1989 play by Asghar Wajahat

Jis Lahore Nai Vekhya, O Jamya E Nai is a 1989 play by Professor Asghar Wajahat. It premiered at multiple locations - Lahore, Karachi, New York, Dubai and all over India - in 1989 and played thereafter all over the world.

== Synopsis ==
The play opens in Lahore in the West Punjab province of Pakistan, just after the 1947 Partition of India and the subsequent division of the Punjab province. Both India and the newly formed Pakistan are grappling with a massive refugee crisis, as displaced families seek new homes. Sikander Mirza and his Muslim family, forced to leave their beloved city of Lucknow in the United Provinces state of India, are allotted a beautiful haveli in Lahore that once belonged to a Punjabi Hindu family.

As Sikander, his wife, Hameeda, their son, Javed, and daughter, Tanvir, begin exploring their new home, they are shocked when an old woman emerges. She seems to have been abandoned by her family when they left for East Punjab in India. Only known as Mai (or mother), she claims to be the true owner of the haveli and accuses Sikander and his family of trespassing, refusing to leave. This central conflict is set against a backdrop of rising communalism, personified by Yaqoob Pehalwan, a self-proclaimed defender of Islam. When Pehalwan learns a Hindu woman is living in the haveli, he becomes enraged and tries to extort money from Sikander, threatening to harm her. In contrast, the character of a local Maulvi, Ikramuddin, represents the compassionate side of Islam, advocating for peace and respect.
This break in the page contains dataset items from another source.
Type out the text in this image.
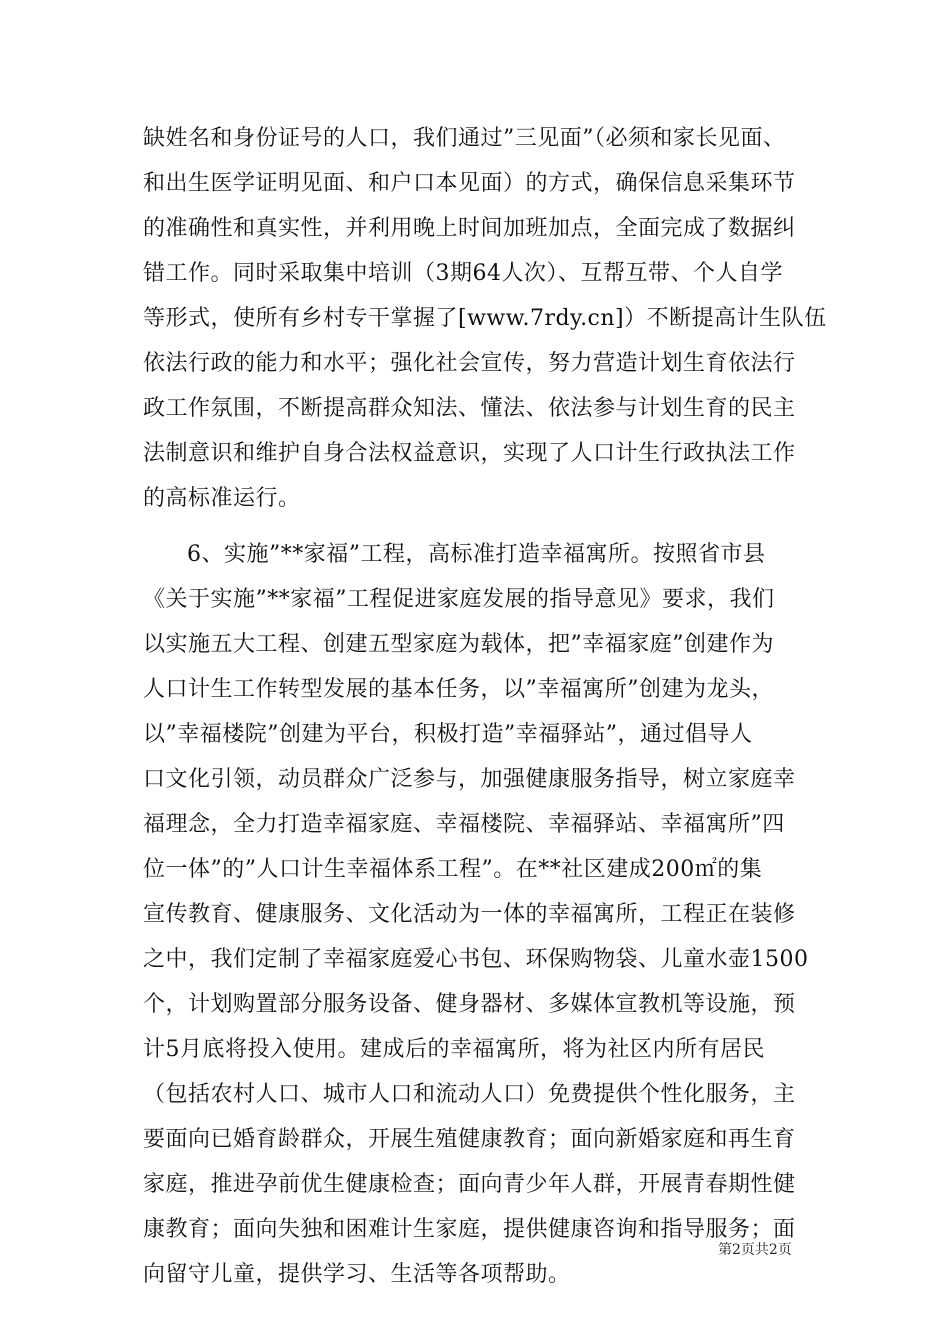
缺姓名和身份证号的人口，我们通过”三见面”（必须和家长见面、
和出生医学证明见面、和户口本见面）的方式，确保信息采集环节
的准确性和真实性，并利用晚上时间加班加点，全面完成了数据纠
错工作。同时采取集中培训（3期64人次）、互帮互带、个人自学
等形式，使所有乡村专干掌握了[www.7rdy.cn]）不断提高计生队伍
依法行政的能力和水平；强化社会宣传，努力营造计划生育依法行
政工作氛围，不断提高群众知法、懂法、依法参与计划生育的民主
法制意识和维护自身合法权益意识，实现了人口计生行政执法工作
的高标准运行。
6、实施”**家福”工程，高标准打造幸福寓所。按照省市县
《关于实施”**家福”工程促进家庭发展的指导意见》要求，我们
以实施五大工程、创建五型家庭为载体，把”幸福家庭”创建作为
人口计生工作转型发展的基本任务，以”幸福寓所”创建为龙头，
以”幸福楼院”创建为平台，积极打造”幸福驿站”，通过倡导人
口文化引领，动员群众广泛参与，加强健康服务指导，树立家庭幸
福理念，全力打造幸福家庭、幸福楼院、幸福驿站、幸福寓所”四
位一体”的”人口计生幸福体系工程”。在**社区建成200㎡的集
宣传教育、健康服务、文化活动为一体的幸福寓所，工程正在装修
之中，我们定制了幸福家庭爱心书包、环保购物袋、儿童水壶1500
个，计划购置部分服务设备、健身器材、多媒体宣教机等设施，预
计5月底将投入使用。建成后的幸福寓所，将为社区内所有居民
（包括农村人口、城市人口和流动人口）免费提供个性化服务，主
要面向已婚育龄群众，开展生殖健康教育；面向新婚家庭和再生育
家庭，推进孕前优生健康检查；面向青少年人群，开展青春期性健
康教育；面向失独和困难计生家庭，提供健康咨询和指导服务；面
向留守儿童，提供学习、生活等各项帮助。
第2页共2页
Woven into this story is Nasir Kazmi, a refugee poet from Ambala in the East Punjab state of India, who wanders the city at night, pouring out his sorrow and nostalgia through his poetry. He often confronts Pehalwan at a local tea stall, symbolizing the struggle between humanity's wounded soul and the forces of hatred. Over time, the animosity between the Mirza family and the old woman transforms into a warm friendship. She becomes a part of their lives, maintaining her routines of daily holy baths in the Ravi river and helping neighbours with traditional remedies. The women of the haveli and neighbourhood enjoy her company, sharing stories and debating the merits of their respective hometowns.

However, Pehalwan's hatred remains. He is determined to get rid of the old Hindu woman even though the Maulvi persuades him to follow the teachings of Islam and respect her. In the end, the old woman passes away. In a powerful display of unity, the Maulvi suggests that her last rites be performed according to the Hindu tradition. Enraged, Pehalwan and his goons assassinate the Maulvi. Even with threats from Pehalwan and the sinister forces of communalism, Sikander, his family, and the kind people of Lahore unite to perform her last rites as per Hindu traditions. Sikander lights her funeral pyre on the banks of the Ravi River, a final tribute to their shared humanity.

==Film adaptation==

===Batwara 1947===

A film adaptation titled Batwara 1947 directed by Rajkumar Santoshi starring Sunny Deol, Preity Zinta, and Shabana Azmi will release on 13 August 2026.